A 56-year-old man complained of perianal swelling and discomfort. He reported a history of diarrhea and mucus discharge from the rectum with intermittent rectal bleeding. A colonoscopy confirmed the diagnosis of Crohn's disease of the rectum and sigmoid colon.

A 56-year-old man complained of perianal swelling and discomfort. He reported a history of diarrhea and mucus discharge from the rectum with intermittent rectal bleeding.
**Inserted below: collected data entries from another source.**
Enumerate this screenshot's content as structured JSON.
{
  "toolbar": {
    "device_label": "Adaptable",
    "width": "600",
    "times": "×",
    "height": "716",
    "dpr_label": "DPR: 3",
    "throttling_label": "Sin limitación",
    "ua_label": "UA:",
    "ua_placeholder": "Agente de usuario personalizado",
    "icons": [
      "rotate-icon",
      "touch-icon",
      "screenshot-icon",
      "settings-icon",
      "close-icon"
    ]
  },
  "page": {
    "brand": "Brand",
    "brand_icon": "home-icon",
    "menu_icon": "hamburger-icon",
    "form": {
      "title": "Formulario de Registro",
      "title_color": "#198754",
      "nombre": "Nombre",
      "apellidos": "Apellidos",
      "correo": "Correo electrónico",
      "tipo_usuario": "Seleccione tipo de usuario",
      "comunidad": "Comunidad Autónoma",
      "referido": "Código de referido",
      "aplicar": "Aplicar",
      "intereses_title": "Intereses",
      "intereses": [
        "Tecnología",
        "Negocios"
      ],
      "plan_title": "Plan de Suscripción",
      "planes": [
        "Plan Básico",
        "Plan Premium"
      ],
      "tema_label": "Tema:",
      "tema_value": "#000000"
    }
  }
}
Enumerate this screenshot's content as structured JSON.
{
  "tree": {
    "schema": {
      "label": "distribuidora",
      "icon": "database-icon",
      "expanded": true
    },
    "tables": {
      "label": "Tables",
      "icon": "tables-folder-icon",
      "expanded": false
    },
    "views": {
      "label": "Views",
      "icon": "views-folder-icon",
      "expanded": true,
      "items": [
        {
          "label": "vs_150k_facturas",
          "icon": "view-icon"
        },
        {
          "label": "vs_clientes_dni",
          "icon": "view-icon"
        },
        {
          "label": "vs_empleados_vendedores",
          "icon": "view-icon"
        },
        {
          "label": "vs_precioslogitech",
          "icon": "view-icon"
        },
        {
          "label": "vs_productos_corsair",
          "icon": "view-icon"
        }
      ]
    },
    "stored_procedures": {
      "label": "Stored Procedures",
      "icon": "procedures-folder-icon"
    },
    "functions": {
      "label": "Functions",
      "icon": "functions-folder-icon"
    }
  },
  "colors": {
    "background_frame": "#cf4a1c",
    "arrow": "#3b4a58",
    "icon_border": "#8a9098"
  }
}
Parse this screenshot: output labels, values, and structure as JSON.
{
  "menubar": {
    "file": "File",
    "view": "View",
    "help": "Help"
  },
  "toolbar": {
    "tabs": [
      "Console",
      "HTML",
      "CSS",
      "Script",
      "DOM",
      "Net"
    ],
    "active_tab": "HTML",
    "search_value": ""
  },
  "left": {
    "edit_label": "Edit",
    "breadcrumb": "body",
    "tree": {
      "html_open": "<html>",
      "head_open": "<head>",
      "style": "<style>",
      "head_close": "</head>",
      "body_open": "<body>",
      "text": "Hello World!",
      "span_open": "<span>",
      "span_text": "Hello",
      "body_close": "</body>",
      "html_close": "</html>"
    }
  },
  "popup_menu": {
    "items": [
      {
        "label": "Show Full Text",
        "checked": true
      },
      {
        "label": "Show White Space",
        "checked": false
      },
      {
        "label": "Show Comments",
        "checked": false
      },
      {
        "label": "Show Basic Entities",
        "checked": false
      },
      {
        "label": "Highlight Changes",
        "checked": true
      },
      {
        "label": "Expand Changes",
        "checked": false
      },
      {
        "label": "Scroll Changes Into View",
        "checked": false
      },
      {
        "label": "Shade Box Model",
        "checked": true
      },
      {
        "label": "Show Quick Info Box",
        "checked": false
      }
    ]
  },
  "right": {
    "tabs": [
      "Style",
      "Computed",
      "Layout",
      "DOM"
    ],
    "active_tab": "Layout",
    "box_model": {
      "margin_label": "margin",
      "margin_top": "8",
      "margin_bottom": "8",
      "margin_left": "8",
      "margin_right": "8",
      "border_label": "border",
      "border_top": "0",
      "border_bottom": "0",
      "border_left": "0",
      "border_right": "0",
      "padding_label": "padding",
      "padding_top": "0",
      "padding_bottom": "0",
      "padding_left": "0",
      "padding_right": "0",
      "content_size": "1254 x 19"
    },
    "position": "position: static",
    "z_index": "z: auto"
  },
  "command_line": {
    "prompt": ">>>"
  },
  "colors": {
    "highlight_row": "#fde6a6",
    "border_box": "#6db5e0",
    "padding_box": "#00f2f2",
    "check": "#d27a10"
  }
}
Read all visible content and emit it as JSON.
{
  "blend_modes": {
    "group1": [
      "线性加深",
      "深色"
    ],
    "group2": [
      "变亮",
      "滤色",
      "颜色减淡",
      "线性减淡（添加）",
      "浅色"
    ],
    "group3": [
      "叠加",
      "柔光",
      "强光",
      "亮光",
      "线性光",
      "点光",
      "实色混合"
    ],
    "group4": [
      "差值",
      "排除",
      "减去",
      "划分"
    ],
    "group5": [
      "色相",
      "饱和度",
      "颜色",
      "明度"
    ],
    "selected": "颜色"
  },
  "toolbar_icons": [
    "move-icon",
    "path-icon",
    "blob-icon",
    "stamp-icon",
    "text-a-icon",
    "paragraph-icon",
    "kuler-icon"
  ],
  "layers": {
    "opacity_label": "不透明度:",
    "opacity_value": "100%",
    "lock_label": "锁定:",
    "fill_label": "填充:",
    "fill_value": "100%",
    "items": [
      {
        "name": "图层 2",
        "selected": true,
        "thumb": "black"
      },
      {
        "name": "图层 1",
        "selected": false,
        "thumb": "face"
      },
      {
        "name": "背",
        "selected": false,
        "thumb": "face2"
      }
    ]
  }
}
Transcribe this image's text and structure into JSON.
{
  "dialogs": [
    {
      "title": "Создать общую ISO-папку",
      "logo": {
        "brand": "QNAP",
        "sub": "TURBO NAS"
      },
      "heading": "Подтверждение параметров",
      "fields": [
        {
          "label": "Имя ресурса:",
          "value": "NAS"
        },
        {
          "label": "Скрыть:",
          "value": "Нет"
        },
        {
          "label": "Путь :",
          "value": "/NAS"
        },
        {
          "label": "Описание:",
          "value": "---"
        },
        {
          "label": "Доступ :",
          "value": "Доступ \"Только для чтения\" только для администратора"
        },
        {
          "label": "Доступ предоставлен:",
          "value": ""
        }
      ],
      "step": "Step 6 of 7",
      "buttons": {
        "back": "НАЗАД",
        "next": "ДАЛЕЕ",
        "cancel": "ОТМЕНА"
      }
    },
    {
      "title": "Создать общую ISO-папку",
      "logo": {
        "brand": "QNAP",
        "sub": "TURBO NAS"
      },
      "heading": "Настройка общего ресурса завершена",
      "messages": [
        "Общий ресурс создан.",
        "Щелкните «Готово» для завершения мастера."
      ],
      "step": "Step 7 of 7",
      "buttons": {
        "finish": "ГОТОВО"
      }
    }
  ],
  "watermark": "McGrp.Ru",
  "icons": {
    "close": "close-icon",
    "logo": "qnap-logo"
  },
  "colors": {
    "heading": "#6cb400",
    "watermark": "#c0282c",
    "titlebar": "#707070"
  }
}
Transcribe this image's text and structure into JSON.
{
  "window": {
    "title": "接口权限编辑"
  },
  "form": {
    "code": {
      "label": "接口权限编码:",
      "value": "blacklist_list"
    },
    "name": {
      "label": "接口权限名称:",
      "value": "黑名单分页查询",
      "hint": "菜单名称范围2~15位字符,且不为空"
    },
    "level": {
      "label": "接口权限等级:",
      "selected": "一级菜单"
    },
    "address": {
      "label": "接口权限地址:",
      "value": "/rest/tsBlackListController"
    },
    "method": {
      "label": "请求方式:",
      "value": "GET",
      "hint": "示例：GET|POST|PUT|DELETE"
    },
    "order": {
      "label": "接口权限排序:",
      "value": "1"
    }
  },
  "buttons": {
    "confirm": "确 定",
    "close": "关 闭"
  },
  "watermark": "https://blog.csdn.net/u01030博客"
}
A colonoscopy confirmed the diagnosis of Crohn's disease of the rectum and sigmoid colon.

As seen in the Figure, with the patient in a left lateral decubitus position, a fleshy, swollen perianal tag was noted. A small ulceration located anteriorly at the anal verge can also be seen. Dr Virenda Parikh of Fort Wayne, Ind, notes that this lesion was painless on digital examination.

Perianal Crohn's disease occurs in 10% to 80% of patients with Crohn's disease; it is the first manifestation of Crohn's disease in approximately 3% of patients.1 Lesions associated with anorectal Crohn's disease include abscesses, fistulae, and deep anal fissures. Often these are multiple and may be relatively painless.

Anal tags also are seen in this disease. Typically, they are large, edematous, engorged, and bluish. These tags frequently cause pain on sitting and make the anal region difficult to clean. Aggressive use of a topical corticosteroid cream, sitz baths, and control of rectal mucosal disease with anti-inflammatory agents and corticosteroid enemas are helpful in relieving symptoms. This patient recovered well after topical corticosteroid cream and sitz baths were used. Corticosteroid enemas were also prescribed for inflamed rectal mucosa.

REFERENCE:1. Caroline DF, Friedman AC. The radiology of inflammatory bowel disease. Med Clin North Am. 1994;78:1353-1385.